Selection of Gromacs analysis tools

The full list of Gromacs commands contains 98 different tools. A small selection of commonly used ones are shown here:

gmx energy
basic thermodynamic properties of the system
gmx rms
calculate the root mean square deviation from a reference structure
gmx rmsf
calculate the per-residue root mean square fluctuations
gmx gyrate
calculate the radius of gyration
gmx mindist and gmx distance
calculate the distance between atoms or groups of atoms (make a index file with gmx make_ndx to define the groups of interest). gmx mindist is especially useful to find water molecules close to a region of interest.
gmx do_dssp
Use the DSSP algorithm [Kabsch1983] to analyze the secondary structure (helices, sheets, …).

See also

  • For analysis coupled with visualization look at VMD.
  • For analyzing MD trajectories in many common formats (including the XTC, TRR, etc. used by Gromacs) using Python, have a look at the MDAnalysis Python library (the MDAnalysis Tutorial is a good place to start… and it also uses AdK as an example).

Footnotes

[1]“Observable” is used in the widest sense in that we know an estimator function of all or a subset of the system’s phase space coordinates that is averaged to provide a quantity of interest.
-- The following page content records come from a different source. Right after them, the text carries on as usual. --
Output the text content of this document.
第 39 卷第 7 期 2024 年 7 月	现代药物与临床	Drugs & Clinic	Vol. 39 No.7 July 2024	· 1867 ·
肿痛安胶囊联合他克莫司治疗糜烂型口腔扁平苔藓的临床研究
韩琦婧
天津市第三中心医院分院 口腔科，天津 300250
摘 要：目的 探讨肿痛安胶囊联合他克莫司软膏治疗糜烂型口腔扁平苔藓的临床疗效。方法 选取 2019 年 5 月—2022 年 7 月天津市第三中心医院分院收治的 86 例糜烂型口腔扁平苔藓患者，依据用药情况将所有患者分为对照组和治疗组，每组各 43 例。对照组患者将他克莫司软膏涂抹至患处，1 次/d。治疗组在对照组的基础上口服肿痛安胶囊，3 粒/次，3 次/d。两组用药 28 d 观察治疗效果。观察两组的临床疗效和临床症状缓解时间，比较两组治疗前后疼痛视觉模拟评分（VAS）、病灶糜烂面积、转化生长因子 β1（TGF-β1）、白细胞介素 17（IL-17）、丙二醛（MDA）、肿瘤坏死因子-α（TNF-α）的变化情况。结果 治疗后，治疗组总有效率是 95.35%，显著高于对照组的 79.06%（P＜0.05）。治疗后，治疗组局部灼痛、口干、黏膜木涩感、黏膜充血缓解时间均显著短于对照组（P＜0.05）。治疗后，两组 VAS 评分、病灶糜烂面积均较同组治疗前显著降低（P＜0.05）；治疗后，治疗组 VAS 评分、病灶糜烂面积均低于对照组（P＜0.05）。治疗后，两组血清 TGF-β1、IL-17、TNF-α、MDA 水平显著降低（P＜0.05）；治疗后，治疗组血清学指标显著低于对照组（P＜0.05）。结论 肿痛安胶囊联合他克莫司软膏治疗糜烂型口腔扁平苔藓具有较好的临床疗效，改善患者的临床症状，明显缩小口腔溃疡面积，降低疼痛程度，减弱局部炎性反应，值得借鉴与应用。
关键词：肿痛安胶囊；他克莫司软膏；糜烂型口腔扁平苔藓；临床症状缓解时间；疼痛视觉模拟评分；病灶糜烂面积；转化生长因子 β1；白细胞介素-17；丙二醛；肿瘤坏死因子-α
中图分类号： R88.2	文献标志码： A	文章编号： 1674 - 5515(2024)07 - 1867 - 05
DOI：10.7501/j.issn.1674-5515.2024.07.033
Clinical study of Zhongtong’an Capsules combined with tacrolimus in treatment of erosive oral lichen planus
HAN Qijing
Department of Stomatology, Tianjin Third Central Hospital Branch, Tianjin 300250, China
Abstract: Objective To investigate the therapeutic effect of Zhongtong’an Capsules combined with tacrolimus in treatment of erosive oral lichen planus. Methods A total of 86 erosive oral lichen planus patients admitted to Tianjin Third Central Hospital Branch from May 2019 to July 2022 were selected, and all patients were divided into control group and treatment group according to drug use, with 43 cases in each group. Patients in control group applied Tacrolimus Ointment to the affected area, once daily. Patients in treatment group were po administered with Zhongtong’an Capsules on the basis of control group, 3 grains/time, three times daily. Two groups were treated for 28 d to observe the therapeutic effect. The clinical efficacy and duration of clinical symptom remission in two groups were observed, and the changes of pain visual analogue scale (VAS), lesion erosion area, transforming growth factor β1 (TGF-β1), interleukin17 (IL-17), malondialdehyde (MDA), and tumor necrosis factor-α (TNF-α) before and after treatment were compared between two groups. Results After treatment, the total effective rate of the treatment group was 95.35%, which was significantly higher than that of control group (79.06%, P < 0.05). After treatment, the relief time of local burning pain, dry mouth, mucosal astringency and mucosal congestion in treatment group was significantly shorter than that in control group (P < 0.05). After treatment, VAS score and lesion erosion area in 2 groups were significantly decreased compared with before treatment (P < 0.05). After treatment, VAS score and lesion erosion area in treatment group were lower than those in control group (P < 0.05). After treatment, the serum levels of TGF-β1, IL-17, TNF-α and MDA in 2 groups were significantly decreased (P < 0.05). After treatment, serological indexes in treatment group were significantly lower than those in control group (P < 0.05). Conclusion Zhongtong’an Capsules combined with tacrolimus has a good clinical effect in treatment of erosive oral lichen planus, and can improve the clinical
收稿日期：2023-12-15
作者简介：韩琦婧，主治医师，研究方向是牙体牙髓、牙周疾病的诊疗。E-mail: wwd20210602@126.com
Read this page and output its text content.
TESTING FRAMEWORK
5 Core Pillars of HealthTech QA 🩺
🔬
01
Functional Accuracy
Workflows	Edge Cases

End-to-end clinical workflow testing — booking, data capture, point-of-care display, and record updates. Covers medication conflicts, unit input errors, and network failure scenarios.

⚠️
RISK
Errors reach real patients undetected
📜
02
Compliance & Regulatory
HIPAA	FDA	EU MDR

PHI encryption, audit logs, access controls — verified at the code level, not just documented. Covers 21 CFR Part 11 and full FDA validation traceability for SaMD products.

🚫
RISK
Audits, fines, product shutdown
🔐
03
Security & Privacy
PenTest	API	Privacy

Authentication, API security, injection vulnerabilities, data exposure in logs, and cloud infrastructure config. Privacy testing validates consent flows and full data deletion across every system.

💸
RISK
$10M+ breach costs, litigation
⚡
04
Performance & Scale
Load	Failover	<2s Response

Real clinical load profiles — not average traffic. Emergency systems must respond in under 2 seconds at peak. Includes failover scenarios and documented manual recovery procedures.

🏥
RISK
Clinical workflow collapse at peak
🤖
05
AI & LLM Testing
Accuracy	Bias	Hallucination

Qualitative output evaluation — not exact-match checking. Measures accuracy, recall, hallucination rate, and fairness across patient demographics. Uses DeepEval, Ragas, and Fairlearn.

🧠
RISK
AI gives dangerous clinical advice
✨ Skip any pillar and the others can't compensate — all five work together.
In many cases it requires considerable more work to connect such an “observable” to a true experimental observable that is measured in an experiment.

References

[Kabsch1983]Kabsch W, Sander C. Dictionary of protein secondary structure: pattern recognition of hydrogen-bonded and geometrical features. Biopolymers. 1983 22 2577-2637. doi: 10.1002/bip.360221211
[Willis1975]Willis & Pryor, Thermal vibrations in crystallography, Cambridge Univ. Press, 1975
[Henzler-Wildman2007]K. A. Henzler-Wildman, V. Thai, M. Lei, M. Ott, M. Wolf-Watz, T. Fenn, E. Pozharski, M. A. Wilson, G. A. Petsko, M. Karplus, C. G. Hübner, and D. Kern. Intrinsic motions along an enzymatic reaction trajectory. Nature, 450:838–844, Dec 2007. doi: 10.1038/nature06410
[Beckstein2009]O. Beckstein, E. J. Denning, J. R. Perilla, and T. B. Woolf. Zipping and unzipping of adenylate kinase: Atomistic insights into the ensemble of open/closed transitions. J. Mol. Biol., 394(1):160–176, 2009. doi: 10.1016/j.jmb.2009.09.009.